China’s economic presence in Central Asia expanded sharply in 2025, according to new government data from Beijing showing a significant rise in the country’s trade surplus with nearly every nation in the region. The figures highlight the growing asymmetry in China–Central Asia economic relations and raise fresh questions about the scale of informal trade, sanctions evasion and long-term regional dependencies.
Official data reviewed by Reuters indicate that China’s trade surplus with Central Asian states increased markedly in the first ten months of 2025 compared with the same period in 2024. The most dramatic shift occurred in Kyrgyzstan, where China’s surplus soared to $23.6 billion, up from $17.4 billion the previous year.
The number is even more striking when compared to Kyrgyzstan’s own economy. Government statistics in Bishkek show that the country’s gross domestic product for the first ten months of 2025 was approximately $16.3 billion — meaning China’s recorded exports exceeded the total annual value of goods and services produced in Kyrgyzstan during the same period.
Economists and regional analysts caution that this imbalance is partly the result of widespread smuggling and sanctions-evasion channels involving Russia, through which billions of dollars’ worth of Chinese goods cross into Kyrgyzstan without being counted in official Kyrgyz import data. These flows have grown since Russia’s invasion of Ukraine and the subsequent tightening of Western sanctions, which have pushed some companies to reroute shipments through third countries.
Trade Surplus Across the Region
China also recorded rising trade surpluses with other major Central Asian partners:
- Kazakhstan: surplus increased to $39.8 billion, up from $36.5 billion.
- Uzbekistan: surplus rose to $12.9 billion, from $11.1 billion.
- Tajikistan: surplus reached $3.5 billion, up slightly from $3.3 billion.
The only exception in the region is Turkmenistan, which maintains a positive trade balance with China due to its large exports of natural gas. China imported more than $8.1 billion worth of Turkmen goods in the first ten months of 2025, while exporting just $784 million in goods to the country. Even so, total bilateral trade fell to $8.3 billion, down from $8.9 billion the year before — a rare contraction amid Beijing’s otherwise expanding regional trade footprint.
Strategic and Geopolitical Dimensions
China’s deepening economic role in Central Asia reflects both long-term strategic planning and shifting geopolitical realities. Beijing’s vast infrastructure, energy and logistics investments — many tied to the Belt and Road Initiative — have positioned China as the region’s dominant external economic actor at a time when Russia’s influence has been weakened by sanctions, war expenditures and domestic constraints.
At the same time, Central Asian governments must grapple with the dual pressures of benefiting from Chinese capital and trade while managing domestic unease about economic overreliance.
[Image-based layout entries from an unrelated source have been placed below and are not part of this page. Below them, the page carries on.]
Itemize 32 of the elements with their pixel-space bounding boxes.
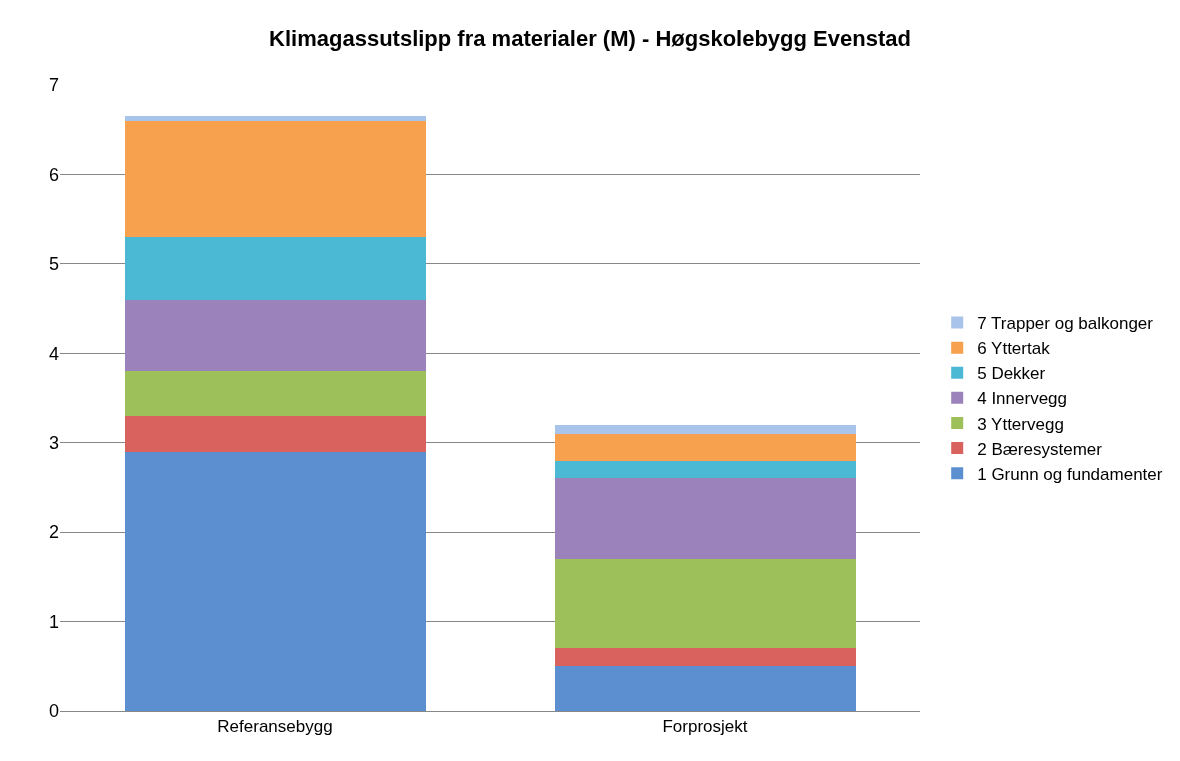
x-tick-label: Referansebygg [217, 717, 333, 737]
bar [554, 460, 856, 479]
legend-label: 5 Dekker [977, 364, 1046, 384]
y-tick-label: 2 [48, 522, 59, 543]
legend-label: 3 Yttervegg [977, 414, 1064, 434]
bar [124, 237, 426, 300]
legend-label: 4 Innervegg [977, 389, 1067, 409]
bar [124, 120, 426, 238]
y-tick-label: 1 [48, 611, 59, 632]
legend-label: 6 Yttertak [977, 339, 1051, 359]
legend-label: 1 Grunn og fundamenter [977, 464, 1163, 484]
y-tick-label: 7 [48, 75, 59, 96]
bar [554, 648, 856, 667]
bar [124, 116, 426, 121]
bar [124, 451, 426, 711]
bar [124, 415, 426, 452]
bar [124, 371, 426, 416]
bar [554, 424, 856, 434]
x-tick-label: Forprosjekt [662, 717, 748, 737]
legend-label: 2 Bæresystemer [977, 439, 1103, 459]
bar [554, 433, 856, 461]
y-tick-label: 5 [48, 254, 59, 275]
y-tick-label: 6 [48, 164, 59, 185]
bar [124, 299, 426, 372]
chart-title: Klimagassutslipp fra materialer (M) - Høgskolebygg Evenstad [269, 25, 911, 51]
y-tick-label: 0 [48, 701, 59, 722]
bar [554, 558, 856, 649]
y-tick-label: 3 [48, 433, 59, 454]
bar [554, 478, 856, 559]
legend-label: 7 Trapper og balkonger [977, 314, 1154, 334]
bar [554, 666, 856, 711]
y-tick-label: 4 [48, 343, 59, 364]
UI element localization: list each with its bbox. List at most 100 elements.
The expanding trade surplus, analysts say, underscores an increasingly one-sided relationship that could shape political and economic decision-making for years to come.
Outlook
As China strengthens its economic leverage, Central Asian countries face the challenge of balancing immediate economic gains with long-term strategic autonomy. The full implications of these trade patterns — including their connections to informal markets and sanctions circumvention — remain a central topic for regional policymakers and international observers.